California Riding Magazine • June, 2014

The Gallop: San Diego Fires
All are safe after May wildfires, but warnings for summer abound and now is the time to prepare!

by Cheryl Erpelding

Patti and Richard Newton hooked up their rig as their home in the Elfin Forest area was threatened by the San Marcos fire.

Last month in San Diego County, a bulldozer at a construction site started off a fire that quickly got out of control. May is normally a month of overcast and foggy weather called "May Gray." But a hot and blustery Santa Ana wind caught the spark just east of San Diego's Rancho Santa Fe and Fairbanks Ranch area and began the first of nine fires within hours of each other to create a disaster area the scope of which hadn't been seen in San Diego since 2007.

Wildfires in California are a big threat to horse owners. Last month's wild fires were no exception as they forced thousands of horses to evacuate, as many of these fires were raging in the more rural parts of the San Diego County. As soon as the fires starting growing, horse owners got the word via traditional and social media. Rawhide Ranch in the Bonsall area was one of many that, via television, radio and social media, put out the call for help. Within moments equestrians from all over posted their availability and traveled to help move horses from burning and at-risk areas.


Tish Quirk was one of the first to evacuate from Rancho Santa Fe to the Del Mar Fairgrounds. Her clients include horses in training, stallions and mares ready to foal. Time Given, owned by Chase and Amy Casson, was one of the mares overdue to foal and she gave birth to this beautiful filly at 6 a.m., the morning after they evacuated. Photo by Tish Quirk.

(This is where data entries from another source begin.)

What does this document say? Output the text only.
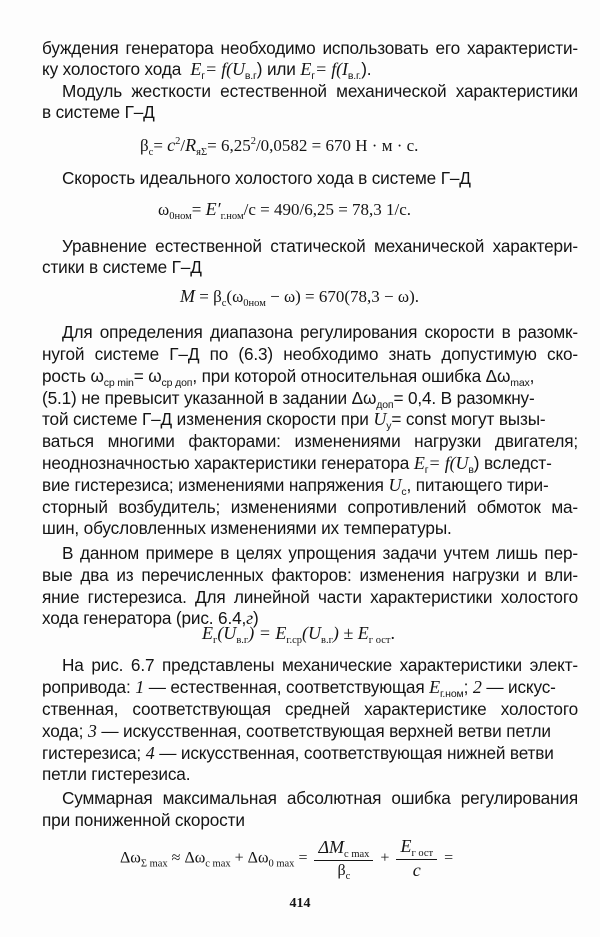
буждения генератора необходимо использовать его характеристи-
ку холостого хода $E_г= f(U_{в.г})$ или $E_г= f(I_{в.г.})$.
Модуль жесткости естественной механической характеристики
в системе Г–Д
$\beta_с= c^2/R_{я\Sigma}= 6,25^2/0,0582 = 670$ Н · м · с.
Скорость идеального холостого хода в системе Г–Д
$\omega_{0ном}= E'_{г.ном}/c = 490/6,25 = 78,3$ 1/с.
Уравнение естественной статической механической характери-
стики в системе Г–Д
$M = \beta_с(\omega_{0ном} - \omega) = 670(78,3 - \omega)$.
Для определения диапазона регулирования скорости в разомк-
нугой системе Г–Д по (6.3) необходимо знать допустимую ско-
рость $\omega_{ср min}= \omega_{ср доп}$, при которой относительная ошибка $\Delta\omega_{max}$,
(5.1) не превысит указанной в задании $\Delta\omega_{доп}= 0,4$. В разомкну-
той системе Г–Д изменения скорости при $U_у=$ const могут вызы-
ваться многими факторами: изменениями нагрузки двигателя;
неоднозначностью характеристики генератора $E_г= f(U_в)$ вследст-
вие гистерезиса; изменениями напряжения $U_с$, питающего тири-
сторный возбудитель; изменениями сопротивлений обмоток ма-
шин, обусловленных изменениями их температуры.
В данном примере в целях упрощения задачи учтем лишь пер-
вые два из перечисленных факторов: изменения нагрузки и вли-
яние гистерезиса. Для линейной части характеристики холостого
хода генератора (рис. 6.4,г)
$E_г(U_{в.г}) = E_{г.ср}(U_{в.г}) \pm E_{г ост}$.
На рис. 6.7 представлены механические характеристики элект-
ропривода: 1 — естественная, соответствующая $E_{г.ном}$; 2 — искус-
ственная, соответствующая средней характеристике холостого
хода; 3 — искусственная, соответствующая верхней ветви петли
гистерезиса; 4 — искусственная, соответствующая нижней ветви
петли гистерезиса.
Суммарная максимальная абсолютная ошибка регулирования
при пониженной скорости
$\Delta\omega_{\Sigma max} \approx \Delta\omega_{c max} + \Delta\omega_{0 max} = \frac{\Delta M_{c max}}{\beta_с} + \frac{E_{г ост}}{c}$ =
414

The Southern California Equine Emergency Evacuation FaceBook Group grew from a few hundred to over a thousand members who quickly posted information about horses needing trailers and locations available to accommodate the evacuated horses. Throughout the busiest day, I constantly re-posted info on the California Riding Magazine Facebook page, the Evacuation's group page, and kept the information coming, as did many others.


Del Mar Fairgrounds was major evacuation center for San Diego horses and livestock as over 900 horses moved in while the fires threatened their homes. Photo by Patti Newton

It was impressive to see the various horse organizations communicate and help each other. Facebook's Brush Fire Partyline/San Diego East County and Brush Fire Partyline/North San Diego County grew over those few scary days as many feared for loss of property and animals.

Ultimately, no horses were lost and even one mare gave birth at the Del Mar Fairgrounds.

Some volunteers had a tough time getting through to get their trailers to the horses at risk. But most everyone in the fire zone was able to get the help they needed. In the San Marcos/Escondido fire, some horses weren't able to get out and had to be let loose. Those horses survived and returned to their farm the following day.

Having a huge wildfire this early is a bad sign. Horse owners in this drought-stricken state should put together an evacuation plan. Having your horses tagged, micro-chipped or marked in some way in case someone you don't know ends up rescuing them is important. Equestrisafe.com has some great fetlock bands that help identify your horses.

As we get ready for a summer of dry, fire-friendly conditions, please review these tips that I thought were particularly helpful. There were among many useful Facebook posts shared during San Diego's latest fire odyssey.

Please be prepared and stay safe!


10 Rules to Live by in Evacuations with Horses from Wildfires or Natural Disasters

  1. Teach your horse to load (and tie). And, I mean immediately step into a trailer.
  2. Take at least one bale of hay and a bucket: you never know where your horse is going to end up.
  3. No matter what, if you take your horses or not, make sure you take your proof of ownership/brand inspections. This will help you prove the horses are yours later on. (Photos work in non-brand inspection areas.)
  4. If you cannot take your horse, turn them loose. They have great survival instincts, and it's better than them dying in a locked barn.
  5. If you turn them loose, write your phone number on them in some way. Spray paint/shoe polish, whatever you can find.
  6. If you turn them loose, take their halters off. Imagine all the debris your horse is going to encounter. You don't want them getting caught on it.
  7. If you turn them loose, lock them out of their barn/pen/stall/yard. They will go back.
  8. If you take your horse to an evacuation center, it is still a good idea to have your horse marked in some way. Sometimes evacuation centers have to evacuate.
  9. If you take your horse in a trailer, please tie them if you safely can. I cannot count how many times we were evacuating and found a loose horse we needed to load with ours. If the horses are loose in the trailer, that is a disaster waiting to happen.
  10. If your horse is in a large pasture area, cut the fence in corners and leave gates open. When horses can't find their way in smoke/debris, they will follow fence lines.

For more tips, visit: http://www.ext.colostate.edu/pubs/livestk/01817.html

California Riding Magazine founder Cheryl Erpelding lives in Descanso, and she and her horses have seen more than their fair share of fires over the years. Her home and loved ones, horses, people and pets, were not at significant risk this time around, so she was able to put her past experience to use in sharing information with fellow horse owners.